Imagine two teams having a tie on a soccer field. Players can cooperate to achieve a goal, and compete against other players with conflicting interests. This is how the game works.
Creating AI agents that can learn to compete and collaborate as effectively as humans remains a thorny problem. The main challenge is enabling AI agents to predict the future behavior of other agents when they are all learning simultaneously.
Because of the complexity of this problem, current approaches tend to be short-sighted. Agents can only guess the next few moves of their teammates or opponents, which leads to poor performance in the long run.
Researchers from MIT, the MIT-IBM Watson AI Lab, and elsewhere have developed a new approach that gives AI agents a far-sighted perspective. they machine learning framework Enables cooperative or competitive AI agents to think about what other agents will do as time approaches infinity, not just within the next few steps. The agents then adapt their behaviors accordingly to influence other agents’ future behaviors and come up with an optimal long-term solution.
This framework could be used by a group of self-driving drones working together to find a park lost in a dense forest, or by self-driving cars striving to keep occupants safe by anticipating the future movements of other vehicles traveling on a busy highway.
When AI agents cooperate or compete, what matters most is when their behaviors converge at some point in the future. There are a lot of fleeting behaviors along the way that don’t matter much in the long run. Getting to this convergent behavior is what we’re really interested in, and we now have a mathematical way to enable that,” says Dong-Ki Kim, a graduate student at MIT’s Laboratory for Information and Decision Systems (LIDS) and lead author of a paper describing the framework.
The lead author is Jonathan B. How, the Richard C. Maclaurin Professor of Aeronautics and Astronautics and a member of the MIT-IBM Watson AI Lab.
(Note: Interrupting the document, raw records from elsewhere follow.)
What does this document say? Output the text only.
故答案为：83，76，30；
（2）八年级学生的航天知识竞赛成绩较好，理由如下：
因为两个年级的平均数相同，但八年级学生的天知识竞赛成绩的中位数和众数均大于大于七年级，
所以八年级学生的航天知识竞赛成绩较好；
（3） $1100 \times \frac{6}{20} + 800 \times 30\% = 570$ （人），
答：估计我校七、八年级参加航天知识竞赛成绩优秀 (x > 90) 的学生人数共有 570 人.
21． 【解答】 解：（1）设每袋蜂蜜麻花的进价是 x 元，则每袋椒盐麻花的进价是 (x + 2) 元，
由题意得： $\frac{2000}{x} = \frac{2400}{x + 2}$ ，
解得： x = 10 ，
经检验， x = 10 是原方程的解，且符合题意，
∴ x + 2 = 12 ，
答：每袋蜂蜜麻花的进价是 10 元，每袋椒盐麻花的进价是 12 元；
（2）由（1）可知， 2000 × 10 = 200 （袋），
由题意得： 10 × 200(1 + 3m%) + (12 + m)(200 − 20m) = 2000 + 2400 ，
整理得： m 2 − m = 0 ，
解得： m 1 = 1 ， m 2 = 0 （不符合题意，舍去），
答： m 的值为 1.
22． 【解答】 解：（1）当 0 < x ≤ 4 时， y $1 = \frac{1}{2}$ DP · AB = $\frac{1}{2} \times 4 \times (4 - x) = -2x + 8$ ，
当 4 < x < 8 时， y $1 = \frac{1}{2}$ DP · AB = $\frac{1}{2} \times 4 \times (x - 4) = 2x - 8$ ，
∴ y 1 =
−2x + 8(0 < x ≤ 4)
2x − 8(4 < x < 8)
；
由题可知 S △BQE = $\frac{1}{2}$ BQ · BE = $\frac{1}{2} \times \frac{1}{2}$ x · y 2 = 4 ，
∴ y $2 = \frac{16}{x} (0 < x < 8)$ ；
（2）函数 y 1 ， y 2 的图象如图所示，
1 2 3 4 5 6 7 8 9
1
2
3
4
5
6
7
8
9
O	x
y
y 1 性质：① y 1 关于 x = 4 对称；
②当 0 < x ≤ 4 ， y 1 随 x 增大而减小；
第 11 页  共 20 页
Other co-authors at the MIT-IBM Watson AI Lab include IBM Research, the Mila-Quebec Institute for Artificial Intelligence, and the University of Oxford. The research will be presented at the Neural Information Processing Systems conference.
In this demonstration video, a red robot, which has been trained using the researchers’ machine learning system, is able to defeat a green robot by learning more effective behaviors that take advantage of its opponent’s ever-changing strategy.
More customers, more problems
The researchers focused on a problem known as multi-agency reinforcement learning. Reinforcement learning is a form of machine learning in which an artificial intelligence agent learns by trial and error. The researchers give the agent a reward for “good” behaviors that help him achieve the goal. The agent adapts his behavior to maximize that reward in order to eventually become an expert at a task.
But when many agents learn to cooperate or compete simultaneously, things get more complicated. As agents consider more of their fellow agents’ future steps, and how their behavior affects others, the problem soon requires a great deal of computational power to solve efficiently. This is why other approaches focus only on the short term.
“The AI really wants to think about the end of the game, but they don’t know when the game will end. They need to think about how they can continue to adapt their behavior to infinity so that they can win at some point in the future. Our paper proposes a new goal that enables AI to Thinking of infinity.”
But because it is impossible to feed infinity into an algorithm, the researchers designed their system so that agents focus on a future point where their behavior converges with that of other agents, known as equilibrium. The equilibrium point determines the long-run performance of the factors, and multiple equilibria can exist in a multi-factor scenario. Therefore, the agent effectively influences the future behaviors of other agents in such a way as to reach a desirable equilibrium from the perspective of the agent. If all factors influence each other, they converge into a general concept that researchers call “energetic equilibrium.”
The machine learning framework they developed, called FURTHER (which stands for FUlly Reinforcing Effect withH AverageagE Reward), enables agents to learn how to adapt their behaviors as they interact with other agents to achieve this energetic balance.
Moreover, it does this using two machine learning modules. The first, the inference module, enables an agent to guess the future behaviors of other agents and the learning algorithms they use, based only on their past actions.
This information is fed into a reinforcement learning module, which the agent uses to adapt his behavior and influence other factors in a way that increases his reward.
The challenge was to think of infinity. We had to use a lot of different mathematical tools to enable this, and make some assumptions to make it work in practice,” says Kim.
win in the long run
They tested their approach against other multi-agent reinforcement learning frameworks in several different scenarios, including a pair of bots fighting sumo style and a battle pitting two teams of 25 agents against each other. Either way, AI agents using FURTHER have won games more than once.
Because their approach is decentralized, which means that agents learn to win games independently, it’s also more scalable than other methods that require a central computer to control the agents, Kim explains.
The researchers used the games to test their approach, but they can also be used to tackle any kind of multiagent problem. For example, it can be applied by economists seeking to develop sound policy in situations where several interacting payees have behaviors and interests that change over time.
Economics is one application that Kim is particularly excited to study. He also wants to delve deeper into the concept of active balance and further enhance the framework for doing more.
This research is funded in part by the MIT-IBM Watson AI Lab.